Furthermore, the familiarity and sense of security around apps have attracted users versus the open waters of the mobile web. Lastly, apps have functionality advantages including fusion with mobile hardware, especially when using vertically-integrated systems like iOS.
By the Numbers
But despite apps’ early lead, there’s some evidence that web AR could start to gain ground. For one, web AR functionality continues to advance thanks to the work of innovators like 8th Wall, who are working hard to get their software to work on more smartphones.
That raises web AR’s other big advantage which is potential scale and device compatibility. One problem with apps is their platform fragmentation. The result is that developers have to choose a platform or a social app walled garden….or the costlier option (all of them).
Web AR on the other hand reaches about 3.1 billion devices according to ARtillery estimates. That’s about 90 percent of the global smartphone base that can run at least basic AR experiences. This is greater than any other mobile AR delivery channel or platform.

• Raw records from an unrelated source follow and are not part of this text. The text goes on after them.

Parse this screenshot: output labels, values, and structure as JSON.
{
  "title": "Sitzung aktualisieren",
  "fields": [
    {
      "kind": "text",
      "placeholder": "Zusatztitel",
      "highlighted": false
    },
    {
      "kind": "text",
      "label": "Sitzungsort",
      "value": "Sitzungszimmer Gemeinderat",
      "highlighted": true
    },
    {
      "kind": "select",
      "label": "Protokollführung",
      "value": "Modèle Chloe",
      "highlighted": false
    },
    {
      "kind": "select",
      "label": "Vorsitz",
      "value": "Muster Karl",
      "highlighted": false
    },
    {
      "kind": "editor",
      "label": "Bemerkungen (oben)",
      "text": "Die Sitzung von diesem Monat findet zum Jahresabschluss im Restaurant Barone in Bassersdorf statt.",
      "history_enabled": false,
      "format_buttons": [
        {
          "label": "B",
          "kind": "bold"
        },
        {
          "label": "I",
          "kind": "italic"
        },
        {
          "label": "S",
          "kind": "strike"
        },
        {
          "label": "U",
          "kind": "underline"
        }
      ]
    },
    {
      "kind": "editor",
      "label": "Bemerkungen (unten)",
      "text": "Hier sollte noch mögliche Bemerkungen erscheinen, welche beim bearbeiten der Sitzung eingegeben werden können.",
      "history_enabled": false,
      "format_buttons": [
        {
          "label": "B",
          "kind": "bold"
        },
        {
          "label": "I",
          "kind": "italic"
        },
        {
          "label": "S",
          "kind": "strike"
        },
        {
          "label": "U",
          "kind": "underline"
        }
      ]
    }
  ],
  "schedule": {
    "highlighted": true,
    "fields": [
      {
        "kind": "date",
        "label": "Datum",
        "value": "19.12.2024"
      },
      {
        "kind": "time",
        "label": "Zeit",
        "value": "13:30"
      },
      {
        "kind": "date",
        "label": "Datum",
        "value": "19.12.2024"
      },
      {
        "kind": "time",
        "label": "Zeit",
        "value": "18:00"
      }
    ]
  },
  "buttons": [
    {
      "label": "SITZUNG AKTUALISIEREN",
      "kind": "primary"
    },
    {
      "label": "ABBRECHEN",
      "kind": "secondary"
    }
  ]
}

To put that into perspective, Facebook has 1.63 billion AR-compatible smartphones, followed by ARkit (1.25 billion), TikTok (1.1 billion), ARCore (891 million), and Snapchat (515 million). When adding up and de-duplicating these figures, AR active users total about 802 million.
In addition to quantitative benefits, web AR offers qualitative perks. This is especially true when viewing web AR through a marketing lens. These advantages specifically take form in three dynamics of web AR: dynamic activation, dynamic updates and dynamic analytics.
Starting with activation, web AR experiences can be launched from a variety of media including product packaging. In other words, because it takes place on the web, AR experiences can be activated through web links including physical markers like QR codes.
With dynamic updates, experiences can be modified and optimized on the fly via web updates. This contrasts the clustered app versioning and approvals required in app stores. As a result, web AR product rollouts and marketing campaigns can be more agile.
Lastly, dynamic analytics refers to web AR’s performance tracking. Since it takes place on the web, campaigns can utilize standard web analytics tools like Google Analytics. This contrasts the more basic metrics provided by native apps and social platforms.
All of the above just scratches the surface and you can read more in the full report, including breakdowns on campaign tactics, best practices, and case studies. The proof points are in the actual brand adoption, execution and campaign metrics taking place today.
In closing, it’s worth noting that web AR has lots of headroom – in both active use and functionality. Though it’s the most penetrated AR platform from a compatibility standpoint, it trails other platforms – such as social apps – from an active usage standpoint.
But as it catches up with other platforms on all of these counts, web AR could gain ground among developers and brand marketers. It’s certainly trending in that direction, and could continue to ratchet up as a delivery channel for the next era of consumer AR.